Photo: TC Media - Archives Dans le but de favoriser une plus grande diversité commerciale, l'arrondissement du Sud-Ouest veut modifier sa réglementation afin que tout nouveau restaurant ne puisse pas s'installer à moins de 25 mètres d'un établissement similaire.

La volonté de l’arrondissement du Sud-Ouest de contingenter le nombre de restaurants sur la rue Notre-Dame pourrait être bloquée par les citoyens lors d’un référendum.

Les citoyens avaient jusqu’au 21 octobre pour demander l’ouverture d’un registre afin de voter la tenue d’un éventuel référendum sur la question. Un nombre suffisant de personnes a participé à l’exercice forçant la tenue d’une première consultation populaire.

Le registre pourrait être ouvert le 16 novembre, mais la date n’est pas encore confirmée.

Le référendum concernerait la zone comprise entre les rues Georges-Vanier et Jean d’Estrées.

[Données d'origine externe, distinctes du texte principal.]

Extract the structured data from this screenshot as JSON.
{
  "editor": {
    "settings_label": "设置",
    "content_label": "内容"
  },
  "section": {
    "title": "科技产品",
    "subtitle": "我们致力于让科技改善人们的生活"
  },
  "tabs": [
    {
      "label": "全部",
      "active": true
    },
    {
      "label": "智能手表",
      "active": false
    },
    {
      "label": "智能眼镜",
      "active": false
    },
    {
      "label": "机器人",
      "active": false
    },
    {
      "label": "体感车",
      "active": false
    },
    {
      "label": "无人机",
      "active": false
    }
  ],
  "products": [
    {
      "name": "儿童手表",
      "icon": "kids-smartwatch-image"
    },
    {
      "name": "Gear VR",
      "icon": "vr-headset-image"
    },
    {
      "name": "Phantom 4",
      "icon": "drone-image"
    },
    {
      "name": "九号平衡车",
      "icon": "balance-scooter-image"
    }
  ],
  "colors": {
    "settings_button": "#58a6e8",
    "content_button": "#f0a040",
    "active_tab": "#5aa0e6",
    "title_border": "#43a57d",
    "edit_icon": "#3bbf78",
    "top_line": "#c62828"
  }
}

L’arrondissement travaille à déterminer le nombre de personnes qui seraient habiles à voter ainsi que le nombre de signatures requises pour qu’il y ait un référendum.

25 mètres
Dans le but de favoriser une plus grande diversité commerciale, l’administration municipale veut modifier sa réglementation afin que tout nouveau restaurant ne puisse pas s’installer à moins de 25 mètres d’un établissement similaire.

Le changement réglementaire concerne aussi la portion de Notre-Dame à l’ouest de Georges-Vanier. Mais pour cette zone, il n’y a pas eu de demande de tenue de registre pour un référendum. Les modifications pour ce secteur seront adoptées lors du conseil d’arrondissement du 1er novembre.

Équilibre commercial
«Nous croyons prendre la bonne décision. Nous devons penser à nos artères commerciales et à la collectivité», soutient le conseiller municipal Craig Sauvé, à l’origine de la proposition.

Il rappelle qu’une telle réglementation s’applique déjà à d’autres rues de la métropole, dont Bernard, Saint-Viateur, Saint-Laurent et du Parc.

«Le but n’est pas de faire mal aux propriétaires de locaux commerciaux, insiste l’élu de Projet Montréal. Pour nous, il importe de s’assurer d’avoir une diversité dans l’offre commerciale.»

Il souligne que leur multiplication a exercé une pression à la hausse sur le prix des loyers commerciaux.

«Nous voulons des restos, mais il faut un équilibre. Le changement réglementaire est le seul moyen dont dispose l’arrondissement pour agir», précise Craig Sauvé.

Depuis cinq ans, les restaurants ont poussé comme des champignons sur Notre-Dame. Entre le boulevard Robert-Bourassa et la rue Saint-Rémi, un tronçon d’environ 4 km, leur nombre est passé de 54 en 2011 à plus de 70 aujourd’hui.